Dans cette affaire, la commune de la Seyne-sur-Mer avait lancé une procédure d'appel d'offres pour l'attribution d'un marché à bons de commande relatif à des travaux d'entretien, de grosses réparations et de requalification de voierie. Le 20 janvier 2015, elle a notifié à la société SGCAA le rejet de son offre, la société Eiffage Travaux Publics Méditerranée devenant l'attributaire. Contestant cette décision, le candidat évincé a saisi le juge des référés afin de faire annuler la procédure d'attribution du marché.
S'est alors posée la question de savoir si la modification de la méthode d'appréciation du critère prix constituait ou non une modification substantielle des conditions initiales du marché. De plus, la société requérante soutenait que la technique du chantier masqué avait eu pour effet d'avantager la société Eiffage, précédente titulaire du marché.
Selon la société SGCAA, lorsque la commune avait modifié la méthode d'appréciation du critère prix en cours de procédure, le pouvoir adjudicateur aurait dû observer un délai de 52 jours entre la date d'envoi de l'avis rectificatif et le choix du titulaire du marché. Ce délai est prévu par l'article 57-II du Code des marchés publics. Il est obligatoire dans les cas où la personne publique apporte des modifications substantielles à l'objet ou aux conditions initiales du marché.
Pas de rupture d'égalité
Or, pour le juge des référés, la rectification du critère prix ne constitue pas une modification substantielle lorsqu'elle porte exclusivement sur la méthode d'appréciation du prix. L'argument de la société requérante a donc été rejeté.

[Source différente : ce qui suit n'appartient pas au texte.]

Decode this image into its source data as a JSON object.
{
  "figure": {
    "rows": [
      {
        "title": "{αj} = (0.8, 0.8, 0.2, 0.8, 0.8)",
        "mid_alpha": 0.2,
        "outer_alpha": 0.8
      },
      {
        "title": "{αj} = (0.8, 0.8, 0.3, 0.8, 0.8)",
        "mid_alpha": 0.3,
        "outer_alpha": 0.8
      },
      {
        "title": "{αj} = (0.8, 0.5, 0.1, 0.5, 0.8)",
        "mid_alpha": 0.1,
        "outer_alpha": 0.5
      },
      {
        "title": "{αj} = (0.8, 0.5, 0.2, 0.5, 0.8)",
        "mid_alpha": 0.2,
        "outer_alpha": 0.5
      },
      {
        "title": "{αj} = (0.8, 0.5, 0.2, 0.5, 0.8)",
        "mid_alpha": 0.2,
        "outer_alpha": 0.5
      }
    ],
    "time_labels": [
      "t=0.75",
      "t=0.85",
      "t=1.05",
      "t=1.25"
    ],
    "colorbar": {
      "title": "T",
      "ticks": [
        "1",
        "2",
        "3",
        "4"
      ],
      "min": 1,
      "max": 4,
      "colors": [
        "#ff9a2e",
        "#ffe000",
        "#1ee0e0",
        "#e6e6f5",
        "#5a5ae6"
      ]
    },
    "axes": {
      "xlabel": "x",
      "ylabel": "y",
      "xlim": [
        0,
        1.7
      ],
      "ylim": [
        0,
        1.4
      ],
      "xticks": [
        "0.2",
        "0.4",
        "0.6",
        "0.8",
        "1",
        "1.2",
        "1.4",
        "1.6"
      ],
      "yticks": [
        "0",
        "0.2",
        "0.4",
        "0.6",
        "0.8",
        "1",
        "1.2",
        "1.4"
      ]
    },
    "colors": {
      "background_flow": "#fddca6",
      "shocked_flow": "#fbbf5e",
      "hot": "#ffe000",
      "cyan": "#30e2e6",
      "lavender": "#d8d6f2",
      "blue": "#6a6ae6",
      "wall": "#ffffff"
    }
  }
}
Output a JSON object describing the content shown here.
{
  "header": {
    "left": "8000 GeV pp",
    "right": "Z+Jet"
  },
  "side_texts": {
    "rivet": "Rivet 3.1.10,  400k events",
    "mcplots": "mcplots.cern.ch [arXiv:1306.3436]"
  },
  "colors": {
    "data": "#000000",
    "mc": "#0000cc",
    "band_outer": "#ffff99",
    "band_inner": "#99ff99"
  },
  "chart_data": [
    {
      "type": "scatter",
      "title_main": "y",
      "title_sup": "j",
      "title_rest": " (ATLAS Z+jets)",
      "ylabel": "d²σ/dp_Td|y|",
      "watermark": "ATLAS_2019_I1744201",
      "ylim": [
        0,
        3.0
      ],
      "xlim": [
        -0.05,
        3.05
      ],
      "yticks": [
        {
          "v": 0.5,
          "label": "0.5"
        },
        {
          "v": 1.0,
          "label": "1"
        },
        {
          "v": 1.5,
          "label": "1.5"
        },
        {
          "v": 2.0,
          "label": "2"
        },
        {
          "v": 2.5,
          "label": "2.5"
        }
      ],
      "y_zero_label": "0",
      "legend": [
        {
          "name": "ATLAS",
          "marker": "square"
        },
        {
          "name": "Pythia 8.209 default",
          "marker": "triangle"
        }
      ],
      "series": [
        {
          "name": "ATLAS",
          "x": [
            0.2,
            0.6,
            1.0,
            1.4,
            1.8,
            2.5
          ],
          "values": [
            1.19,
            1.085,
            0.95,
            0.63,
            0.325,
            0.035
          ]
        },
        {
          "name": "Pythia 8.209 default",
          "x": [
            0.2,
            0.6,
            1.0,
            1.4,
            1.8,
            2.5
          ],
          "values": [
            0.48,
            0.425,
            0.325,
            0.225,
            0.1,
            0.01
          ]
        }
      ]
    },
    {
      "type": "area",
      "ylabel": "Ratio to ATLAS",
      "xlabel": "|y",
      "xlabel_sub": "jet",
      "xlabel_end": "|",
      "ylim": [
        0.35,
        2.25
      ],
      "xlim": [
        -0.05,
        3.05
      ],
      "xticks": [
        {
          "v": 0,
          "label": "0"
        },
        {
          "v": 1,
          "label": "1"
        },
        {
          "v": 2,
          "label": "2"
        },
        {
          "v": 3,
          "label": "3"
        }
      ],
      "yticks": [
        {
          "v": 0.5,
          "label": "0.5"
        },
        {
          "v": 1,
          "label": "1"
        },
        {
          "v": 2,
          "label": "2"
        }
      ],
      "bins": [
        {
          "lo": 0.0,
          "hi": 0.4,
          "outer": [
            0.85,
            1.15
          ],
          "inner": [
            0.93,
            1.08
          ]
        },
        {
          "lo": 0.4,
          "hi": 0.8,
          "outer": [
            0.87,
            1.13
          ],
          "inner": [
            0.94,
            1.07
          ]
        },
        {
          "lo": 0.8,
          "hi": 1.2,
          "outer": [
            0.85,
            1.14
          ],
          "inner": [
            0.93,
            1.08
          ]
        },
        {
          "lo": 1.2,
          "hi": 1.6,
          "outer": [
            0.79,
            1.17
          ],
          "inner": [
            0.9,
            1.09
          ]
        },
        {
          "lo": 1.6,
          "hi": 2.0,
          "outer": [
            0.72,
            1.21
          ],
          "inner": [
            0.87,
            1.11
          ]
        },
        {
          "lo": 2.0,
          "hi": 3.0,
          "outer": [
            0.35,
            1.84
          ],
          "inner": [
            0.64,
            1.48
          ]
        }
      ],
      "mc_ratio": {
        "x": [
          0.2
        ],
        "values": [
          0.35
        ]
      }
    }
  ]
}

Le chantier masqué ne constitue en effet qu'une "simple méthode de notation" destinée à évaluer le critère prix (CE, 2 aout 2011, Syndicat mixte de la Vallée de l'Orge Aval, n°348711). Dans cette affaire, l'évaluation se faisait au moyen de trois détails quantitatifs masqués représentatifs des travaux les plus courants du marché. Le pouvoir adjudicateur doit en effet veiller à ne pas privilégier un aspect particulier de sorte que le critère prix s'en trouverait dénaturé. En outre, la personne publique est non seulement tenue d'informer les candidats de sa volonté de recourir à cette méthode mais aussi de la pondération utilisée. Ces conditions trouvent leur origine dans un jugement du tribunal administratif de Marseille de 2010 (TA Marseille, 8 juin 2010, Société entreprise générale d'électricité, n° 1003386).
Conformément à cette jurisprudence antérieure, le tribunal administratif de Toulon a jugé que l'égalité entre les entreprises soumissionnaires n'avait pas été rompue, la commune n'ayant révélé à aucun candidat les prestations intégrées dans le chantier fictif. Le juge des référés précise de plus que la méthode de notation doit toujours être élaborée avant l'ouverture des offres. Cette précaution est importante pour les collectivités car elle permet, en cas de litige, de prouver que le DQE a été établi avant. La commune de la Seyne-sur-Mer avait respecté cette formalité et présenté le chantier masqué à la commission d'appel d'offres préalablement à l'analyse des offres. Le tribunal administratif a donc rejeté la requête de la société SGCAA.
L'Apasp
Référence : TA Toulon, ord. , 20 février 2015, n°1500320.